As I live and work in this newly fluorescent world, I have been tweaking things from time to time. For instance, as I mentioned previously, I reduced the number of powered CF bulbs from four to two because the light was more than adequate. I am also contemplating upgrading some of the bulbs in key areas to daylight bulbs, or atleast something closer to full spectrum, to improve the quality of the light in the areas.

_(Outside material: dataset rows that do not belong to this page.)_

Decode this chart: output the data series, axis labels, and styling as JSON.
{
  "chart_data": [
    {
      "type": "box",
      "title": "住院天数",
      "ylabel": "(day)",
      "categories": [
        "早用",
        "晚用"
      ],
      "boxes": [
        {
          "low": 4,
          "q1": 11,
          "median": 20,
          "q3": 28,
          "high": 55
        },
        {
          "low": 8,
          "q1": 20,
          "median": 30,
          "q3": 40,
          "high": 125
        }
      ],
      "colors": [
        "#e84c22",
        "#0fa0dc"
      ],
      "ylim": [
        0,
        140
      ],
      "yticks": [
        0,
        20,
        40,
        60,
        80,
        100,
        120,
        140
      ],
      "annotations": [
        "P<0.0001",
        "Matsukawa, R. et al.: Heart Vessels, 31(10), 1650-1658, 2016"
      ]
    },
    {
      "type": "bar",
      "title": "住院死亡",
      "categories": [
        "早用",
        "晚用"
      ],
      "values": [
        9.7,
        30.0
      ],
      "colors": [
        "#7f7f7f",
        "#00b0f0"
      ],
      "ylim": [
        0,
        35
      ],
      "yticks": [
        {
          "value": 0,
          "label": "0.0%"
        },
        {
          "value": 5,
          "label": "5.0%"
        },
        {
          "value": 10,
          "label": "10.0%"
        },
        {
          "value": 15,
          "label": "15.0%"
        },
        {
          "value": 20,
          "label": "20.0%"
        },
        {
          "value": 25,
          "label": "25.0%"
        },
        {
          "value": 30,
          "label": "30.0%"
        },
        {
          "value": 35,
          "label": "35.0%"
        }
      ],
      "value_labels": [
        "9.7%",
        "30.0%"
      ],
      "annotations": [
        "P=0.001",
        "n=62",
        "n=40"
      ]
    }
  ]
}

Could I be a better conservation story? yes. But recall that the aim of this exercise was to save money and not negatively affect the quality of my (or my family's) life. After I had finished replacing the bulbs that I wanted to focus on, I looked around and was surprised by the number of incandescent bulbs remaining in the house. I was able to count atleast another 31 standard bulbs in the house, 19 candelabra bulbs that would be harder to replace with CF, 4 standard bulbs in the garage, and 10 unused floodlight sockets around outside of the house. The remaining easily replaceable standard bulbs in the house were all well below the five minutes per week usage level, which makes the break-even point for them well over 500 years. I am, unfortunately, not nearly that patient.
Anybody who knows me will tell you that I am definitely not a treehugger. I do, however, think that you should sometimes do the "right" thing, but not out of some faux crisis promulgated by a vapid celebrity from Hollywood. In other words, just do it because its easy, it works, and it will save you money. In my case it was approximately $185/yr, but your savings might be much greater if your power costs are higher.